What Does It Mean to Be Confessional? Answered by Justin Perdue
Hey guys, it’s Justin. One of the questions that we get here regularly at Theocast is “What does it mean to be confessional in your theology?”.
A confessional framework begins with the understanding that the Christian faith is founded upon the objective and declarative realities of Jesus and his work in the place of sinners, and those realities are to be confessed, they are to be believed and trusted in. When we say that the realities of Christ and his work in the place of sinners are objective, we mean that they stand outside of us. When we say that they are declarative, we mean that they’re done. They’re finished, and so, in a confessional context, we are always looking outside of ourselves to Jesus and his work, which stand unaffected by us. His work is unaffected by how we’re doing, how we’re feeling, or even by our circumstance. He has accomplished our redemption. He has secured our salvation, and so we trust in him because there’s nothing left to be done that is necessary. That’s the lifeblood and the heartbeat of a confessional perspective.
Now, of course, in being confessional, we are looking back to confessions of faith that have been produced throughout the history of the church, and as reformed Christians, we are particularly looking back to the confessions that were produced during the era of the Protestant reformation. Those confessions, like any other confessions that have ever come about, were produced by a need for theological clarity. The medieval church was characterized by moralism and even a works-based schema when it came to salvation, and so the reformed confessions push back against those things.

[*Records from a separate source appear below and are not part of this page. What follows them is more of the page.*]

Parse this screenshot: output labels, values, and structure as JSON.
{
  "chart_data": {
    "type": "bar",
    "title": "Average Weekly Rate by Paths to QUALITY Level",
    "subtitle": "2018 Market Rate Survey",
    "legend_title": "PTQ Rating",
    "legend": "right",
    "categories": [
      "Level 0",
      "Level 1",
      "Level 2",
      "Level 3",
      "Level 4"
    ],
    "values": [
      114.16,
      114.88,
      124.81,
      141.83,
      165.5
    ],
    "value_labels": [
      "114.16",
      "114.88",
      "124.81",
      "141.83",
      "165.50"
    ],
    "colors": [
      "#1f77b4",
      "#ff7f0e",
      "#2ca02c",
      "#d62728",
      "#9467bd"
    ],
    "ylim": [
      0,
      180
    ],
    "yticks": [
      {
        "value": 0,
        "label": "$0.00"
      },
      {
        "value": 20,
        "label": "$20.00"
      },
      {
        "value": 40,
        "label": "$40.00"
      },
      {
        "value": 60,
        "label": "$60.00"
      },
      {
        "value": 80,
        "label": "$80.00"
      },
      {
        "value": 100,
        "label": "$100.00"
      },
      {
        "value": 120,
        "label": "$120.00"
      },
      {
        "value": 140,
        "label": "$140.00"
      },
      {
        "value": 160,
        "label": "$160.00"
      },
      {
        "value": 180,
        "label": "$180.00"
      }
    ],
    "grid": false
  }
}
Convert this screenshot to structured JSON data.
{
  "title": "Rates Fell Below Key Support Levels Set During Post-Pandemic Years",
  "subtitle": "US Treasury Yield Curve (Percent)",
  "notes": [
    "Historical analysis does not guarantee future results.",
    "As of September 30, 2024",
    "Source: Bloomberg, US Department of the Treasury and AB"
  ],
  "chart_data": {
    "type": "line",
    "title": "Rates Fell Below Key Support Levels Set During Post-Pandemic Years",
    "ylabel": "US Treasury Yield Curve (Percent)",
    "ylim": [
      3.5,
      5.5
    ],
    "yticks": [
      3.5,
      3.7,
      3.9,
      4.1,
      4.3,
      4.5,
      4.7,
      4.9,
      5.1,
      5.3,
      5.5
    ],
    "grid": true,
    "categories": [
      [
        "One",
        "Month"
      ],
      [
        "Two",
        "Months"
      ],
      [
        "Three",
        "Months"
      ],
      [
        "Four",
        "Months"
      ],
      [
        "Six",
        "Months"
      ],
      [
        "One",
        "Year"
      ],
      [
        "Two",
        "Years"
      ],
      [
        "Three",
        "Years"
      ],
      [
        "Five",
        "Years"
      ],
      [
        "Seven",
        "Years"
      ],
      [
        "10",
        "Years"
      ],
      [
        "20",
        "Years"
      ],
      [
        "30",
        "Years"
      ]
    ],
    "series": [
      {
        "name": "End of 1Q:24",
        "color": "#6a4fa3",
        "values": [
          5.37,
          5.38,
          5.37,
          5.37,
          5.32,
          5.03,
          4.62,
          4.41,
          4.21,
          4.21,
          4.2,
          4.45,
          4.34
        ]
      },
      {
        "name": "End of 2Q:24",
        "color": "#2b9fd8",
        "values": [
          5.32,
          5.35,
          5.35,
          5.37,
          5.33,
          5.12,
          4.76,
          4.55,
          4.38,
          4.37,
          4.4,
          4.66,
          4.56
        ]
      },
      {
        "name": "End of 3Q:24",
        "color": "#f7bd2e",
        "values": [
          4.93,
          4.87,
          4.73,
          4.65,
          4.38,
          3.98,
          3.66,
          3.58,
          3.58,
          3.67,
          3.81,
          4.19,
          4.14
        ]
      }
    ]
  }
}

In a reformed, confessional context, Jesus and his work are always in the foreground. They are the focus, and then the Christian and the Christian life stand in the background and are only seen through the lens of Jesus and his work for us. This is the opposite of a perspective, or framework, that would be called pietism, where the Christian and the Christian life are the focus, and then Jesus and his work are essentially in the background.
In a confessional context, the primary, fundamental question that we ask when it comes to the Christian life is “Who are we? What’s our identity?”, and the answer to that question is “We are in Christ by faith”. Our duty, what we are to do, is then derived from our identity, whereas in pietism, it’s the opposite. The starting point in pietism is “What must we do?”, and then our identity is determined by that. It’s determined by our duty. So it’s important that we understand that distinction, that in a confessional world, Jesus is the focus, and the fundamental question is “Who are we?”, and the answer to that question is, “We are in Christ Jesus”.
This has important implications for the Christian life in the church: that the motivation for obedience, piety, and godliness is always Jesus and his work for us, and also that the realization of piety, and the realization of godliness, in a confessional context, is never outside of the Holy Spirit’s work in us.
This is the beauty, and the wonder, and the safety, and the security of confessional, biblical theology. We’re looking outside of ourselves to save what’s wrong in us. We are looking outside of ourselves to the rock-solid work of Christ in our place. We are looking to the person and the work of Jesus, and the fact that everything that is necessary for salvation has been completed, and we are confessing, and trusting, and believing, and resting in those truths.
That is what it means to be confessional.